Il ne regarde pas vers l’avenir.
On ne vit pas, quand on est à la rue, on survit.
Cet homme vit comme un animal.

Ainsi chaque jour les personnes qui vivent dans la rue sont enterrées vivantes par nos paroles et nos regards, parce qu’elles sont des images d’un passé sans avenir, des symboles sur lesquels nous plaquons nos idées.

Pour les passants ou les voisins, elles peuvent représenter une société qui marche sur la tête et fabrique ses propres exclus, ou encore un monde d’assistance et d’assistés.
Pour les travailleurs sociaux, elles sont parfois symbole de leur impuissance, tant ils ne savent plus comment les aider à franchir les obstacles pour aller mieux, dans un contexte généralisé de pénurie (de logement, de travail, de dispositifs d’urgence, etc.)
Pour les politiques, elles dégradent l’image de leur commune. Il s’agit alors de les cacher plutôt que de s’intéresser réellement à leur vie. D’autant qu’elles ne votent que rarement.
Pour le monde marchand, elles ne représentent rien : ni rentables sur le marché du travail, ni consommatrices, elles sont hors sujet.

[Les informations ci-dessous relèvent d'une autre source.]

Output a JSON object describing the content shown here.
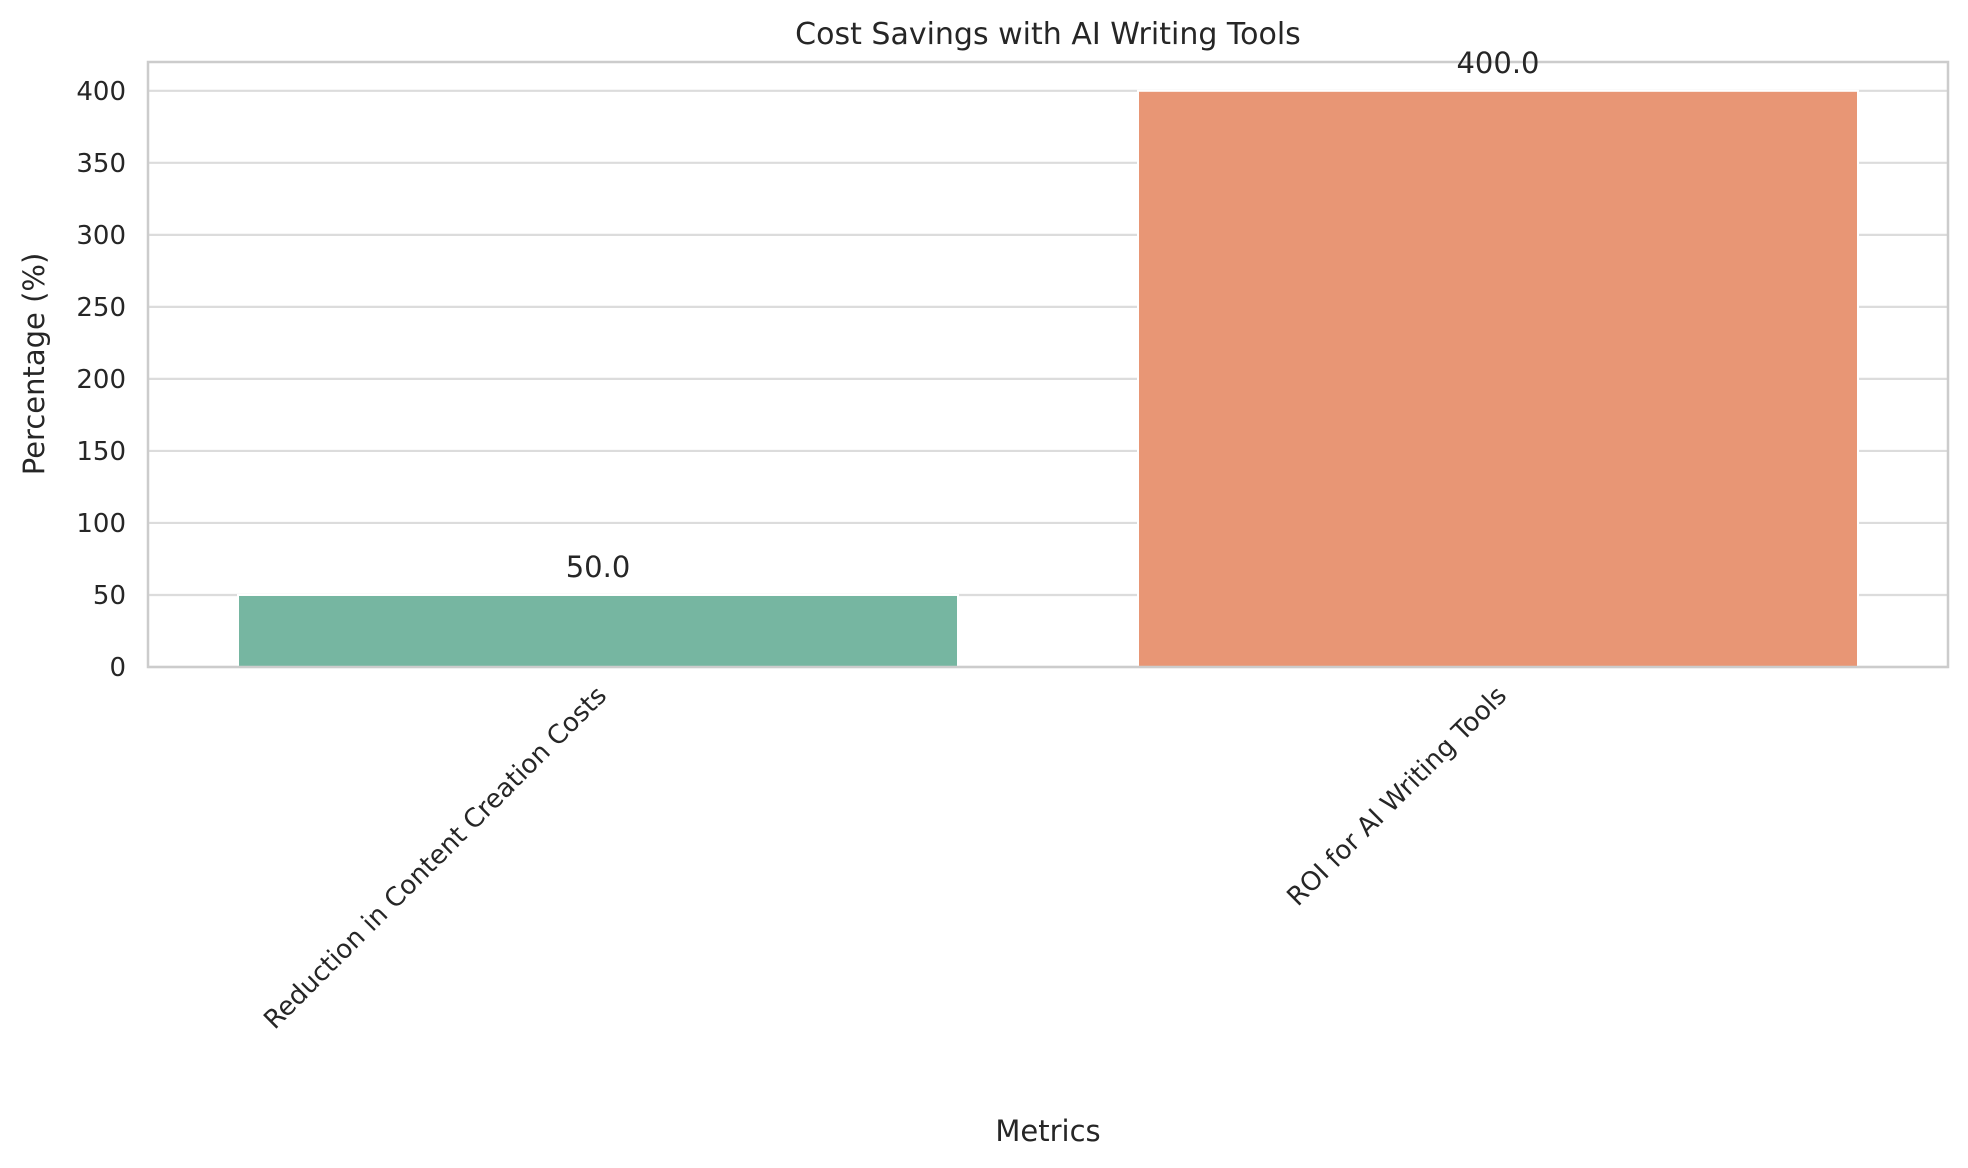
{
  "chart_data": {
    "type": "bar",
    "title": "Cost Savings with AI Writing Tools",
    "xlabel": "Metrics",
    "ylabel": "Percentage (%)",
    "categories": [
      "Reduction in Content Creation Costs",
      "ROI for AI Writing Tools"
    ],
    "values": [
      50.0,
      400.0
    ],
    "value_labels": [
      "50.0",
      "400.0"
    ],
    "colors": [
      "#76b6a1",
      "#e89675"
    ],
    "ylim": [
      0,
      420
    ],
    "yticks": [
      0,
      50,
      100,
      150,
      200,
      250,
      300,
      350,
      400
    ],
    "grid": true,
    "legend": "none"
  }
}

Ainsi, chaque jour, les regards qui se posent sur ces personnes, exposées aux yeux de chacun, les transforment en symboles figés, et enterrent un peu plus les avenirs, les potentiels, les espoirs que représente pourtant tout homme.

Si vous pouvez voir le potentiel d’une patate, pourquoi pas celui d’un sans-abri ?

Il y a quelques mois, l’association « Chez toit », qui accompagne de jeunes errants, a rappelé le potentiel que représentent ces jeunes à travers une campagne à la fois drôle et juste. Potentiel, promesses et possibilités : autant de mots qu’on est prêt à appliquer à un fauteuil, une plante, une patate.

Alors pourquoi pas à un homme ?

Et une vidéo (l’accent québécois ne gâche rien !) :

L’ensemble des supports de la campagne sont accessibles en ligne sur le site de Chez toit.

Souhaitons une année 2012 qui s’attache aux hommes derrière les symboles, et qui en chaque homme voit une promesse d’avenir. Bonne année !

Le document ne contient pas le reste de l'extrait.